LUCENE-10102: Add JapaneseCompletionFilter for Input Method-aware auto-completion by mocobeta · Pull Request #297 · apache/lucene

mocobeta · 2021-09-14T07:44:26Z

This adds a new token filter - JapaneseCompletionFilter that is supposed to work with AnalyzingSuggester for performing Japanese auto-completion.

For more detailed descriptions, please see https://issues.apache.org/jira/browse/LUCENE-10102.

It's a draft PR because a correct offset calculation has to be implemented. Other than that, I hope this is ready to be reviewed.

Tests would fail because not all state would be cleared in reset(). So, reset() is implemented and it resets all state, and the tests seem happy now?

rmuir · 2021-09-14T18:06:31Z

@mocobeta I think i got the tests happy (at least for me), I pushed a commit.

mocobeta · 2021-09-15T01:45:50Z

@rmuir Ah, thank you for fixing it!

mocobeta · 2021-09-15T05:11:01Z

d6c014c seems to be buggy (when mode=QUERY). I'll try to debug the endOffset bug.

 ./gradlew -p lucene/analysis/kuromoji/ test -Ptests.seed=A0438AE4577EF19 \\
--tests "org.apache.lucene.analysis.ja.TestJapaneseCompletionFilter.testRandomStrings"

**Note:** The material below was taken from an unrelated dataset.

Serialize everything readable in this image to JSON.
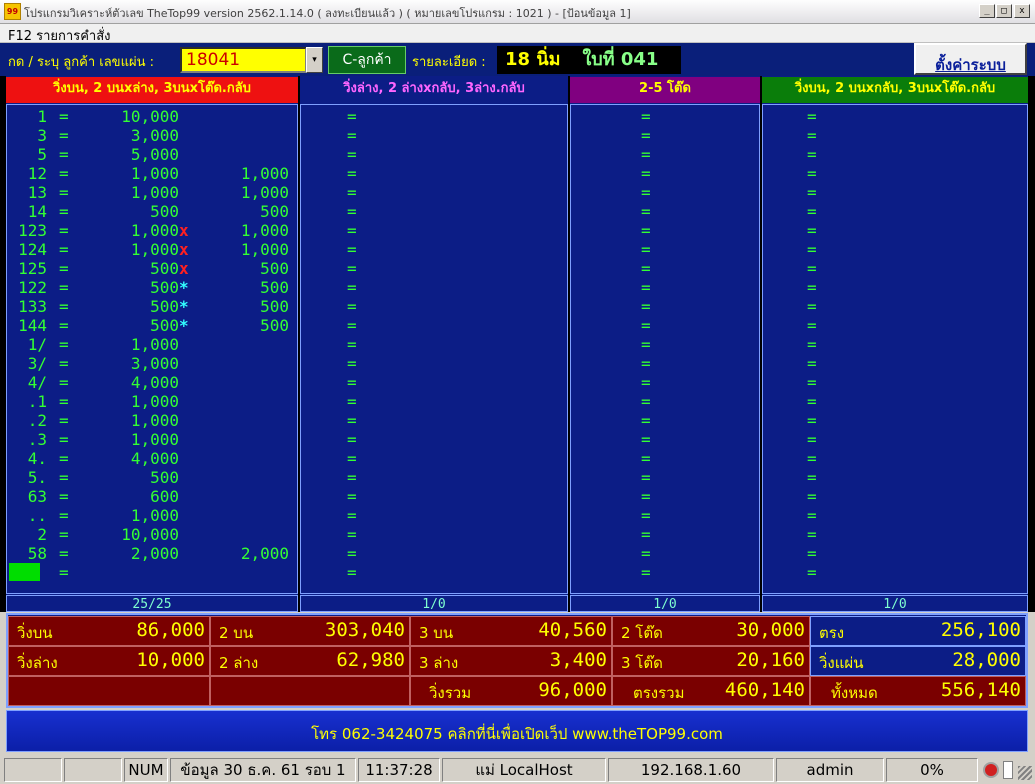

org.apache.lucene.analysis.ja.TestJapaneseCompletionFilter > test suite's output saved to /mnt/hdd/repo/lucene/lucene/analysis/kuromoji/build/test-results/test/outputs/OUTPUT-org.apache.lucene.analysis.ja.TestJapaneseCompletionFilter.txt, copied below:
  2> TEST FAIL: useCharFilter=true text='\u93e1 ill lsg wwbznzp \"'
   >     java.lang.AssertionError: inconsistent endOffset 2 pos=1 posLen=1 token=llsg expected:<5> but was:<9>
   >         at __randomizedtesting.SeedInfo.seed([A0438AE4577EF19:828D3810E673B82C]:0)

This was caused by a bad posLength modification... I fixed it.

This reverts commit 5cb09be.

mocobeta · 2021-09-15T11:44:45Z

I think offsets are now corrected, and randomized tests are happy.
Javadocs updated so that it includes the usage and limitations of the new filter.

rmuir · 2021-09-15T11:41:28Z

+  protected TokenStream normalize(String fieldName, TokenStream in) {
+    TokenStream result = new LowerCaseFilter(in);
+    return result;
+  }


what's the LowerCaseFilter do here? Should we just return in, given that this filter is not really used in createComponents?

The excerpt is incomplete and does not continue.